4.3 Topic Creation Gate

Topic baru harus melewati review:

  • Apa owner-nya?
  • Apa event semantics-nya?
  • Apa key-nya?
  • Apa retention-nya?
  • Apa schema-nya?
  • Apa replay behavior-nya?
  • Apa consumer utamanya?
  • Apakah data mengandung PII, price, discount, approval evidence?
  • Apakah event ini command, fact, atau notification intent?
  • Apakah topic ini menggandakan topic lain?

Kalau pertanyaan ini tidak bisa dijawab, topic belum boleh dibuat.


5. Partition Strategy

Partition adalah unit parallelism dan ordering scope.

5.1 Partition Count Is a Contract

Menambah partition bisa mengubah key-to-partition mapping. Untuk keyed event, itu bisa mengganggu ordering jika producer partitioner berubah atau event lama dan baru tidak lagi jatuh ke partition yang sama untuk key tertentu.

Dalam CPQ/OMS, partition expansion harus diperlakukan sebagai operation dengan checklist:

  • Apakah topic berisi lifecycle event yang membutuhkan strict per-aggregate ordering?
  • Apakah producer memakai stable key?
  • Apakah consumer bergantung pada partition-local ordering?
  • Apakah replay sedang berjalan?
  • Apakah consumer group bisa menangani rebalancing?
  • Apakah lag threshold sementara akan dinaikkan?
  • Apakah dashboard bisa membedakan rebalance lag vs true processing lag?

5.2 Partition Sizing Heuristic

Jangan mulai dari “berapa banyak partition biasanya”. Mulai dari workload.

Variables:

peak_events_per_second
average_processing_ms_per_event
consumer_instances
max_parallelism_needed
ordering_scope
retention_storage
replay_window

Rough heuristic:

required_parallelism ≈ peak_events_per_second * avg_processing_ms / 1000

Contoh:

peak_events_per_second = 600
avg_processing_ms = 50ms
required_parallelism = 600 * 50 / 1000 = 30 concurrent processing lanes

Kalau satu consumer instance memproses satu partition per thread, topic butuh setidaknya sekitar 30 partition untuk consumer group tersebut. Tetapi jika event membutuhkan strict order per aggregate, concurrency harus tetap menjaga ordering per key.

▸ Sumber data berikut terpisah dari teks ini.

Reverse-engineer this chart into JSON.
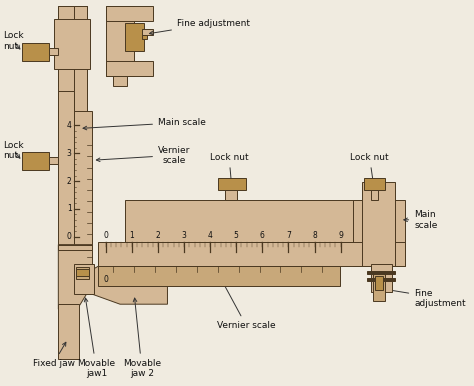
{
  "bg_color": "#f0ebe0",
  "part_color": "#d4b896",
  "part_color2": "#c8a87a",
  "part_edge": "#4a3820",
  "nut_color": "#b8904a",
  "labels": {
    "fine_adj_top": "Fine adjustment",
    "main_scale_vert": "Main scale",
    "vernier_scale_vert": "Vernier\nscale",
    "lock_nut_top_left": "Lock\nnut",
    "lock_nut_mid_left": "Lock\nnut",
    "lock_nut_mid1": "Lock nut",
    "lock_nut_mid2": "Lock nut",
    "main_scale_horiz": "Main\nscale",
    "fine_adj_bot": "Fine\nadjustment",
    "vernier_scale_horiz": "Vernier scale",
    "fixed_jaw": "Fixed jaw",
    "movable_jaw1": "Movable\njaw1",
    "movable_jaw2": "Movable\njaw 2"
  },
  "scale_ticks_vert": [
    0,
    1,
    2,
    3,
    4
  ],
  "scale_ticks_horiz": [
    0,
    1,
    2,
    3,
    4,
    5,
    6,
    7,
    8,
    9
  ],
  "vernier_ticks_horiz": 10,
  "figw": 4.74,
  "figh": 3.86,
  "dpi": 100
}
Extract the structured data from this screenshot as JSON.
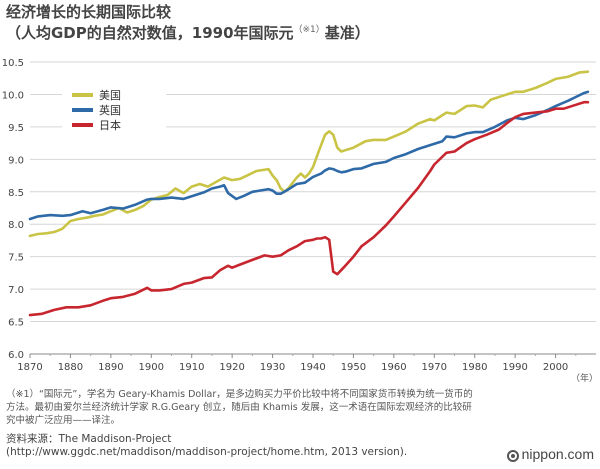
{
  "header": {
    "title": "经济增长的长期国际比较",
    "subtitle_main": "（人均GDP的自然对数值，1990年国际元",
    "subtitle_mark": "（※1）",
    "subtitle_end": "基准）"
  },
  "footer": {
    "note": "（※1）“国际元”，学名为 Geary-Khamis Dollar，是多边购买力平价比较中将不同国家货币转换为统一货币的方法。最初由爱尔兰经济统计学家 R.G.Geary 创立，随后由 Khamis 发展，这一术语在国际宏观经济的比较研究中被广泛应用——译注。",
    "source_label": "资料来源：The Maddison-Project",
    "source_url": "(http://www.ggdc.net/maddison/maddison-project/home.htm, 2013 version).",
    "brand": "nippon.com"
  },
  "chart_data": {
    "type": "line",
    "title": "经济增长的长期国际比较",
    "xlabel": "（年）",
    "ylabel": "",
    "xlim": [
      1870,
      2010
    ],
    "ylim": [
      6.0,
      10.5
    ],
    "xticks": [
      1870,
      1880,
      1890,
      1900,
      1910,
      1920,
      1930,
      1940,
      1950,
      1960,
      1970,
      1980,
      1990,
      2000
    ],
    "yticks": [
      6.0,
      6.5,
      7.0,
      7.5,
      8.0,
      8.5,
      9.0,
      9.5,
      10.0,
      10.5
    ],
    "ytick_labels": [
      "6.0",
      "6.5",
      "7.0",
      "7.5",
      "8.0",
      "8.5",
      "9.0",
      "9.5",
      "10.0",
      "10.5"
    ],
    "grid": true,
    "legend_position": "top-left",
    "series": [
      {
        "name": "美国",
        "color": "#c9c445",
        "points": [
          [
            1870,
            7.82
          ],
          [
            1872,
            7.85
          ],
          [
            1874,
            7.86
          ],
          [
            1876,
            7.88
          ],
          [
            1878,
            7.93
          ],
          [
            1880,
            8.05
          ],
          [
            1882,
            8.08
          ],
          [
            1884,
            8.1
          ],
          [
            1886,
            8.13
          ],
          [
            1888,
            8.15
          ],
          [
            1890,
            8.2
          ],
          [
            1892,
            8.25
          ],
          [
            1894,
            8.18
          ],
          [
            1896,
            8.22
          ],
          [
            1898,
            8.28
          ],
          [
            1900,
            8.38
          ],
          [
            1902,
            8.42
          ],
          [
            1904,
            8.45
          ],
          [
            1906,
            8.55
          ],
          [
            1908,
            8.48
          ],
          [
            1910,
            8.58
          ],
          [
            1912,
            8.62
          ],
          [
            1914,
            8.58
          ],
          [
            1916,
            8.65
          ],
          [
            1918,
            8.72
          ],
          [
            1920,
            8.68
          ],
          [
            1922,
            8.7
          ],
          [
            1924,
            8.76
          ],
          [
            1926,
            8.82
          ],
          [
            1929,
            8.85
          ],
          [
            1930,
            8.75
          ],
          [
            1931,
            8.68
          ],
          [
            1932,
            8.55
          ],
          [
            1933,
            8.5
          ],
          [
            1934,
            8.56
          ],
          [
            1936,
            8.72
          ],
          [
            1937,
            8.78
          ],
          [
            1938,
            8.72
          ],
          [
            1939,
            8.78
          ],
          [
            1940,
            8.88
          ],
          [
            1941,
            9.05
          ],
          [
            1942,
            9.22
          ],
          [
            1943,
            9.38
          ],
          [
            1944,
            9.43
          ],
          [
            1945,
            9.38
          ],
          [
            1946,
            9.18
          ],
          [
            1947,
            9.12
          ],
          [
            1948,
            9.14
          ],
          [
            1950,
            9.18
          ],
          [
            1953,
            9.28
          ],
          [
            1955,
            9.3
          ],
          [
            1958,
            9.3
          ],
          [
            1960,
            9.35
          ],
          [
            1963,
            9.43
          ],
          [
            1966,
            9.55
          ],
          [
            1969,
            9.62
          ],
          [
            1970,
            9.6
          ],
          [
            1973,
            9.72
          ],
          [
            1975,
            9.7
          ],
          [
            1978,
            9.82
          ],
          [
            1980,
            9.83
          ],
          [
            1982,
            9.8
          ],
          [
            1984,
            9.92
          ],
          [
            1987,
            9.98
          ],
          [
            1990,
            10.04
          ],
          [
            1992,
            10.04
          ],
          [
            1995,
            10.1
          ],
          [
            1998,
            10.18
          ],
          [
            2000,
            10.24
          ],
          [
            2003,
            10.27
          ],
          [
            2006,
            10.34
          ],
          [
            2008,
            10.35
          ]
        ]
      },
      {
        "name": "英国",
        "color": "#2f6aa8",
        "points": [
          [
            1870,
            8.08
          ],
          [
            1872,
            8.12
          ],
          [
            1875,
            8.14
          ],
          [
            1878,
            8.13
          ],
          [
            1880,
            8.14
          ],
          [
            1883,
            8.2
          ],
          [
            1885,
            8.17
          ],
          [
            1888,
            8.22
          ],
          [
            1890,
            8.26
          ],
          [
            1893,
            8.24
          ],
          [
            1896,
            8.3
          ],
          [
            1899,
            8.38
          ],
          [
            1900,
            8.39
          ],
          [
            1902,
            8.39
          ],
          [
            1905,
            8.41
          ],
          [
            1908,
            8.39
          ],
          [
            1910,
            8.43
          ],
          [
            1913,
            8.49
          ],
          [
            1915,
            8.55
          ],
          [
            1917,
            8.58
          ],
          [
            1918,
            8.6
          ],
          [
            1919,
            8.48
          ],
          [
            1921,
            8.39
          ],
          [
            1923,
            8.44
          ],
          [
            1925,
            8.5
          ],
          [
            1927,
            8.52
          ],
          [
            1929,
            8.54
          ],
          [
            1930,
            8.52
          ],
          [
            1931,
            8.47
          ],
          [
            1932,
            8.47
          ],
          [
            1934,
            8.54
          ],
          [
            1936,
            8.62
          ],
          [
            1938,
            8.64
          ],
          [
            1940,
            8.73
          ],
          [
            1942,
            8.78
          ],
          [
            1943,
            8.83
          ],
          [
            1944,
            8.86
          ],
          [
            1945,
            8.85
          ],
          [
            1946,
            8.82
          ],
          [
            1947,
            8.8
          ],
          [
            1948,
            8.81
          ],
          [
            1950,
            8.85
          ],
          [
            1952,
            8.86
          ],
          [
            1955,
            8.93
          ],
          [
            1958,
            8.96
          ],
          [
            1960,
            9.02
          ],
          [
            1963,
            9.08
          ],
          [
            1966,
            9.16
          ],
          [
            1969,
            9.22
          ],
          [
            1972,
            9.28
          ],
          [
            1973,
            9.35
          ],
          [
            1975,
            9.34
          ],
          [
            1978,
            9.4
          ],
          [
            1980,
            9.42
          ],
          [
            1982,
            9.42
          ],
          [
            1985,
            9.5
          ],
          [
            1988,
            9.6
          ],
          [
            1990,
            9.64
          ],
          [
            1992,
            9.62
          ],
          [
            1995,
            9.68
          ],
          [
            1998,
            9.76
          ],
          [
            2000,
            9.82
          ],
          [
            2003,
            9.9
          ],
          [
            2005,
            9.96
          ],
          [
            2007,
            10.02
          ],
          [
            2008,
            10.04
          ]
        ]
      },
      {
        "name": "日本",
        "color": "#c8262f",
        "points": [
          [
            1870,
            6.6
          ],
          [
            1873,
            6.62
          ],
          [
            1876,
            6.68
          ],
          [
            1879,
            6.72
          ],
          [
            1882,
            6.72
          ],
          [
            1885,
            6.75
          ],
          [
            1888,
            6.82
          ],
          [
            1890,
            6.86
          ],
          [
            1893,
            6.88
          ],
          [
            1896,
            6.93
          ],
          [
            1899,
            7.02
          ],
          [
            1900,
            6.98
          ],
          [
            1902,
            6.98
          ],
          [
            1905,
            7.0
          ],
          [
            1908,
            7.08
          ],
          [
            1910,
            7.1
          ],
          [
            1913,
            7.17
          ],
          [
            1915,
            7.18
          ],
          [
            1917,
            7.29
          ],
          [
            1919,
            7.36
          ],
          [
            1920,
            7.33
          ],
          [
            1922,
            7.38
          ],
          [
            1925,
            7.45
          ],
          [
            1928,
            7.52
          ],
          [
            1930,
            7.5
          ],
          [
            1932,
            7.52
          ],
          [
            1934,
            7.6
          ],
          [
            1936,
            7.66
          ],
          [
            1938,
            7.74
          ],
          [
            1940,
            7.76
          ],
          [
            1941,
            7.78
          ],
          [
            1942,
            7.78
          ],
          [
            1943,
            7.8
          ],
          [
            1944,
            7.76
          ],
          [
            1945,
            7.27
          ],
          [
            1946,
            7.23
          ],
          [
            1948,
            7.36
          ],
          [
            1950,
            7.5
          ],
          [
            1952,
            7.66
          ],
          [
            1955,
            7.8
          ],
          [
            1958,
            7.98
          ],
          [
            1960,
            8.12
          ],
          [
            1963,
            8.34
          ],
          [
            1966,
            8.56
          ],
          [
            1969,
            8.82
          ],
          [
            1970,
            8.92
          ],
          [
            1973,
            9.1
          ],
          [
            1975,
            9.12
          ],
          [
            1978,
            9.25
          ],
          [
            1980,
            9.31
          ],
          [
            1983,
            9.38
          ],
          [
            1986,
            9.46
          ],
          [
            1988,
            9.56
          ],
          [
            1990,
            9.65
          ],
          [
            1992,
            9.7
          ],
          [
            1995,
            9.72
          ],
          [
            1998,
            9.74
          ],
          [
            2000,
            9.78
          ],
          [
            2002,
            9.78
          ],
          [
            2005,
            9.84
          ],
          [
            2007,
            9.88
          ],
          [
            2008,
            9.88
          ]
        ]
      }
    ]
  }
}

5.3 Hot Partition Detection

Hot partition muncul ketika key distribution timpang.

Contoh penyebab:

  • partition key hanya tenantId, padahal satu tenant menyumbang 80% traffic,
  • semua notification command memakai key notification,
  • semua catalog event memakai key global,
  • order batch besar menghasilkan ribuan event dengan same key,
  • satu enterprise customer melakukan mass renewal campaign.

Metric yang dibutuhkan:

MetricMeaning
records in/sec per partitionapakah traffic merata?
bytes in/sec per partitionapakah payload tertentu terlalu besar?
consumer lag per partitionapakah satu partition tertinggal?
processing time per key sampleapakah aggregate tertentu berat?
event size percentileapakah payload membengkak?

5.4 Key Design Examples

public final class KafkaKeys {
    public static String quoteKey(String tenantId, String quoteId) {
        return tenantId + ":quote:" + quoteId;
    }

    public static String orderKey(String tenantId, String orderId) {
        return tenantId + ":order:" + orderId;
    }

    public static String notificationKey(String tenantId, String notificationIntentId) {
        return tenantId + ":notification:" + notificationIntentId;
    }
}

Jangan pakai object JSON sebagai key jika tidak ada canonical serialization. Key harus stable.


6. Retention and Replay

Retention bukan hanya storage setting. Retention menentukan berapa jauh sistem bisa memperbaiki dirinya lewat replay.

6.1 Retention Classes

Topic ClassExampleRetention Strategy
Domain lifecycle eventcpq.order.events.v130–180 days depending audit/replay need
Integration eventcpq.erp.events.v1Based on partner retry/reconciliation window
Notification commandcpq.notification.commands.v1Shorter, because final state stored elsewhere
Audit eventcpq.audit.events.v1Long or archived to immutable store
Rebuild commandcpq.search.rebuild-commands.v1Short operational retention
DLQcpq.dead-letter.events.v1Long enough for investigation, not infinite

Rule:

Jika replay dari Kafka adalah bagian dari disaster recovery atau read model rebuild, retention harus sesuai RPO/RTO dan rebuild strategy.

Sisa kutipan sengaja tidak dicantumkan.